Mentre Terzi è volato a Bruxelles per incontrare i suoi omologhi dell’Ue, Ghalioun è rimasto a Roma anche oggi, per una serie di riunioni con i rappresentanti delle comunità siriane che vivono in Italia. Un paese che, secondo Ghalioun, ha un ruolo importante da svolgere per la soluzione della crisi in Siria, tanto che il Cns sta pensando di aprire anche a Roma un “ufficio di rappresentanza”, così come dovrebbe avvenire a breve in altre capitali europee. Tra le opposizioni siriane, però, emergono molte divergenze, nonostante il ruolo riconosciuto ormai al Cns. Divisioni che rischiano di far saltare la conferenza organizzata per il 16 e 17 maggio al Cairo per impulso della Lega Araba. Oltre ai dubbi del Cns, che non ha ancora confermato la propria partecipazione, anche un’altra organizzazione anti-regime, il Comitato di Coordinamento delle forze del cambiamento democratico – più legato all’opposizione interna – ha chiesto che la conferenza venga rinviata, in modo da consentire una preparazione adeguata a smussare le divisioni correnti tra le varie anime dell’opposizione anti-Assad.
Tra nuovi scontri, sanzioni e manovre diplomatiche, però, il conflitto siriano fa sentire il suo impatto anche su altri paesi della regione. In Libano ci sono stati scontri nella città di Tripoli, una settantina di chilometri a nord di Beirut. L’agenzia France Presse scrive che almeno tre persone sono rimaste uccise e una ventina ferite in una serie di sparatorie scoppiate tra gli abitanti del quartiere di Jabal Mohsen, principalmente alawita, e quelli di Bab el Tabbaneh, soprattutto sunniti. Gli abitanti di Bab el Tabbaneh avrebbero anche sparato contro i poliziotti libanesi, entrati nel quartiere per arrestare un presunto terrorista, la cui “colpa”, secondo al Arabiya, sarebbe invece quella di aiutare la resistenza siriana.

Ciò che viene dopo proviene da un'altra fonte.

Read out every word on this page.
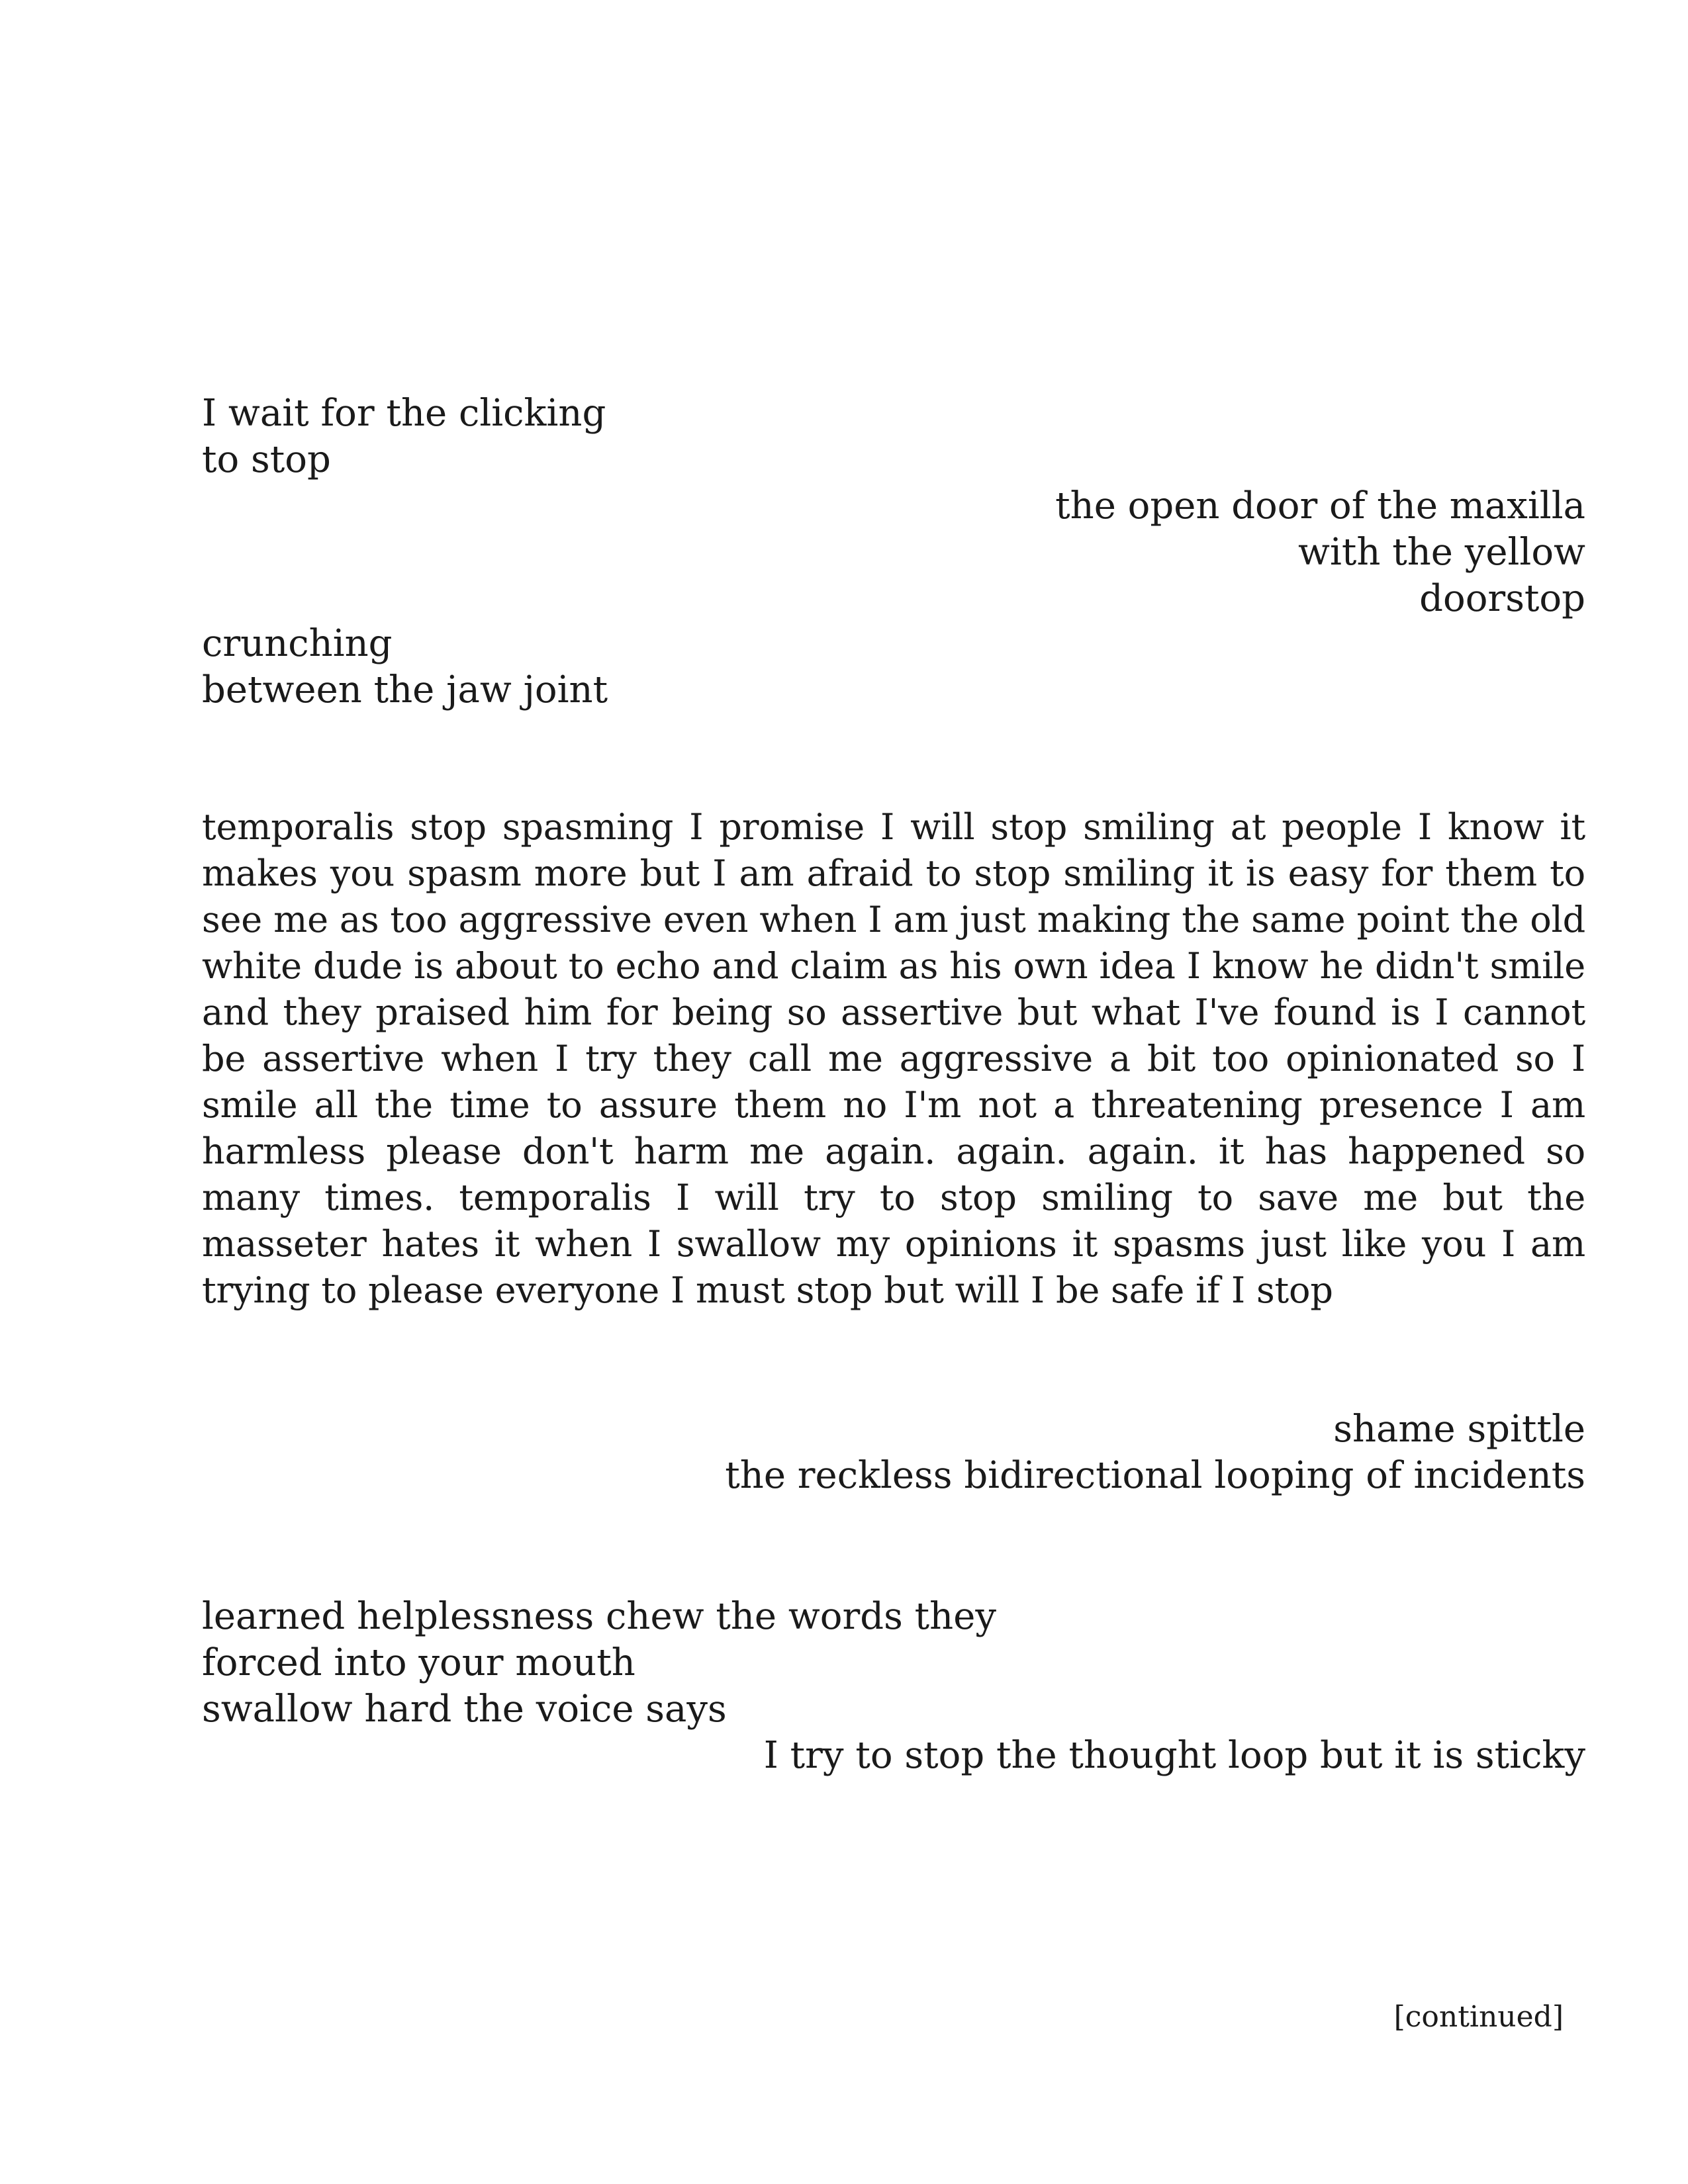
I wait for the clicking
to stop
the open door of the maxilla
with the yellow
doorstop
crunching
between the jaw joint

temporalis stop spasming I promise I will stop smiling at people I know it makes you spasm more but I am afraid to stop smiling it is easy for them to see me as too aggressive even when I am just making the same point the old white dude is about to echo and claim as his own idea I know he didn't smile and they praised him for being so assertive but what I've found is I cannot be assertive when I try they call me aggressive a bit too opinionated so I smile all the time to assure them no I'm not a threatening presence I am harmless please don't harm me again. again. again. it has happened so many times. temporalis I will try to stop smiling to save me but the masseter hates it when I swallow my opinions it spasms just like you I am trying to please everyone I must stop but will I be safe if I stop

shame spittle
the reckless bidirectional looping of incidents
learned helplessness chew the words they
forced into your mouth
swallow hard the voice says
I try to stop the thought loop but it is sticky
[continued]
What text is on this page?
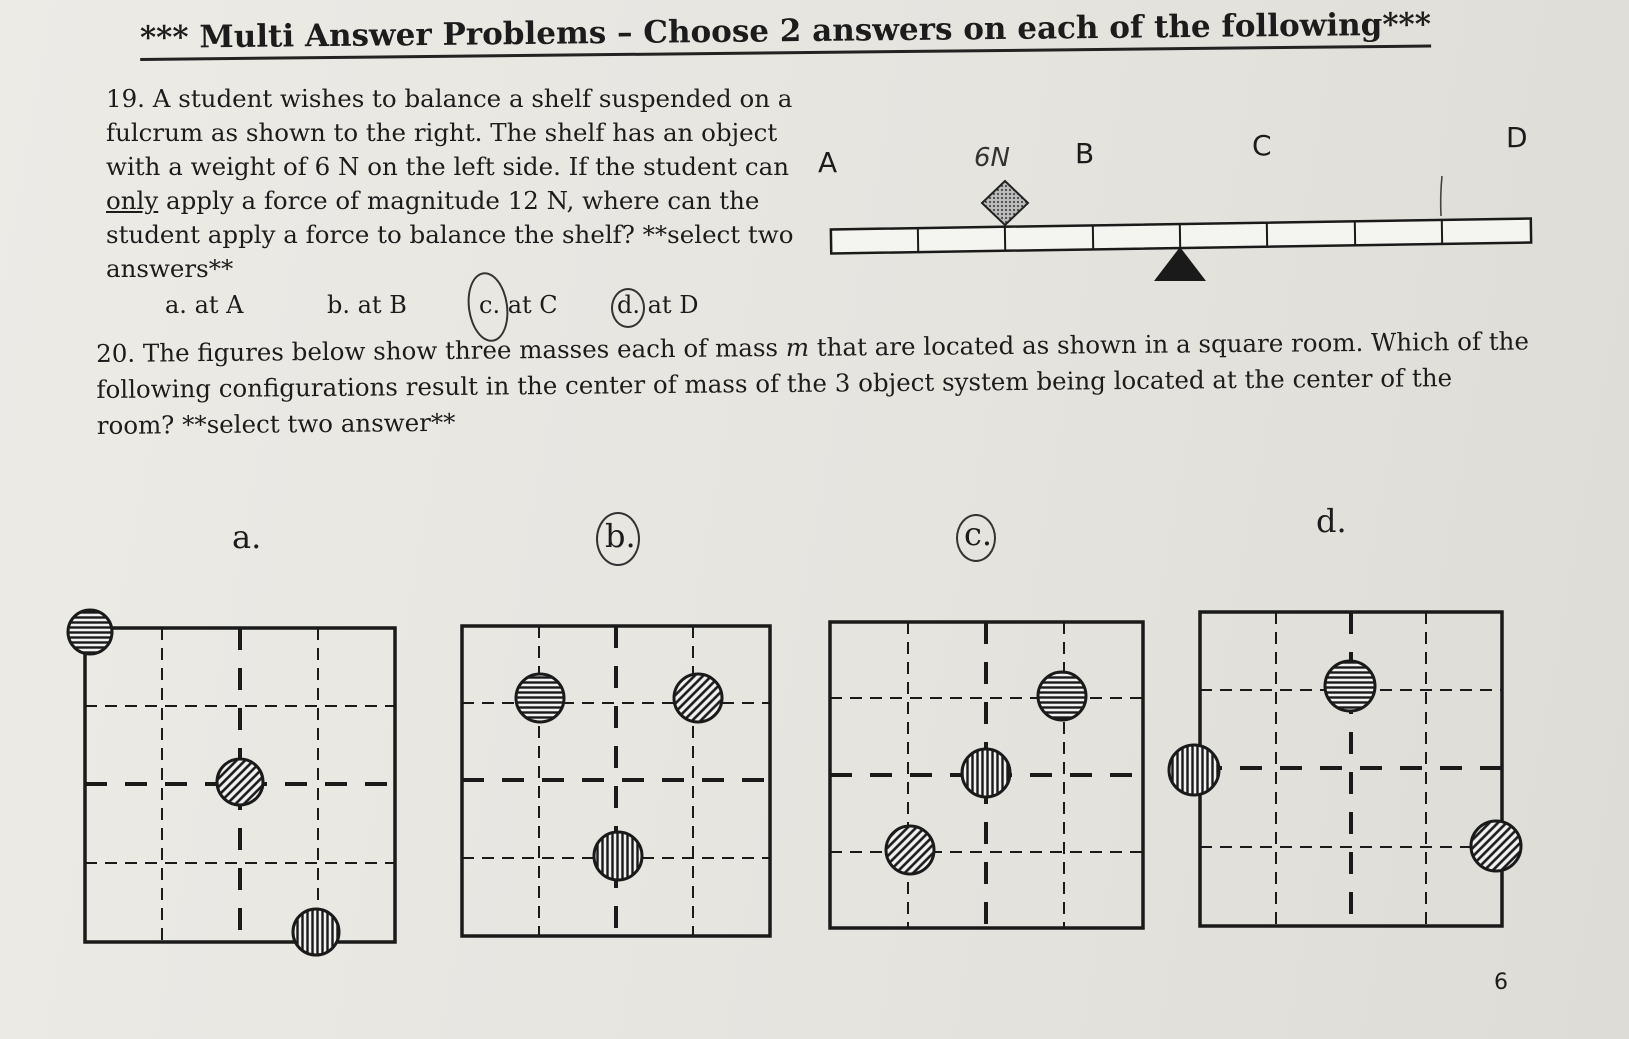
*** Multi Answer Problems – Choose 2 answers on each of the following***
19. A student wishes to balance a shelf suspended on a fulcrum as shown to the right. The shelf has an object with a weight of 6 N on the left side. If the student can only apply a force of magnitude 12 N, where can the student apply a force to balance the shelf? **select two answers**
a. at A	b. at B	c. at C d. at D
20. The figures below show three masses each of mass m that are located as shown in a square room. Which of the following configurations result in the center of mass of the 3 object system being located at the center of the room? **select two answer**
a.	b.	c.	d.
6
A	6N B	C	D
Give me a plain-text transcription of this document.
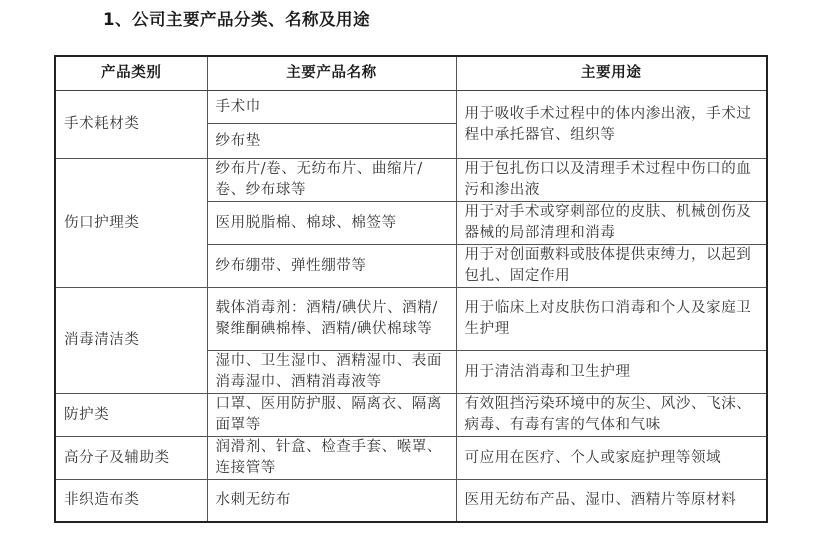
1、公司主要产品分类、名称及用途
产品类别	主要产品名称	主要用途
手术耗材类	手术巾	用于吸收手术过程中的体内渗出液，手术过程中承托器官、组织等
	纱布垫	
伤口护理类	纱布片/卷、无纺布片、曲缩片/卷、纱布球等	用于包扎伤口以及清理手术过程中伤口的血污和渗出液
	医用脱脂棉、棉球、棉签等	用于对手术或穿刺部位的皮肤、机械创伤及器械的局部清理和消毒
	纱布绷带、弹性绷带等	用于对创面敷料或肢体提供束缚力，以起到包扎、固定作用
消毒清洁类	载体消毒剂：酒精/碘伏片、酒精/聚维酮碘棉棒、酒精/碘伏棉球等	用于临床上对皮肤伤口消毒和个人及家庭卫生护理
	湿巾、卫生湿巾、酒精湿巾、表面消毒湿巾、酒精消毒液等	用于清洁消毒和卫生护理
防护类	口罩、医用防护服、隔离衣、隔离面罩等	有效阻挡污染环境中的灰尘、风沙、飞沫、病毒、有毒有害的气体和气味
高分子及辅助类	润滑剂、针盒、检查手套、喉罩、连接管等	可应用在医疗、个人或家庭护理等领域
非织造布类	水刺无纺布	医用无纺布产品、湿巾、酒精片等原材料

In Giordania, invece, alcune centinaia di profughi siriani hanno iniziato uno sciopero della fame per protestare contro le condizioni di vita nei campi allestiti per loro dal governo di Amman e chiedere l’intervento dell’Alto commissariato Onu per i rifugiati. In Giordania, secondo le ultime stime, sono circa 150 mila i profughi arrivati dalla Siria negli ultimi quattoridici mesi e nelle zone dove sono concentrati, attorno alle città di Ramtha e Mafraq, nel nord del paese, la situazione inizia a essere piuttosto difficile.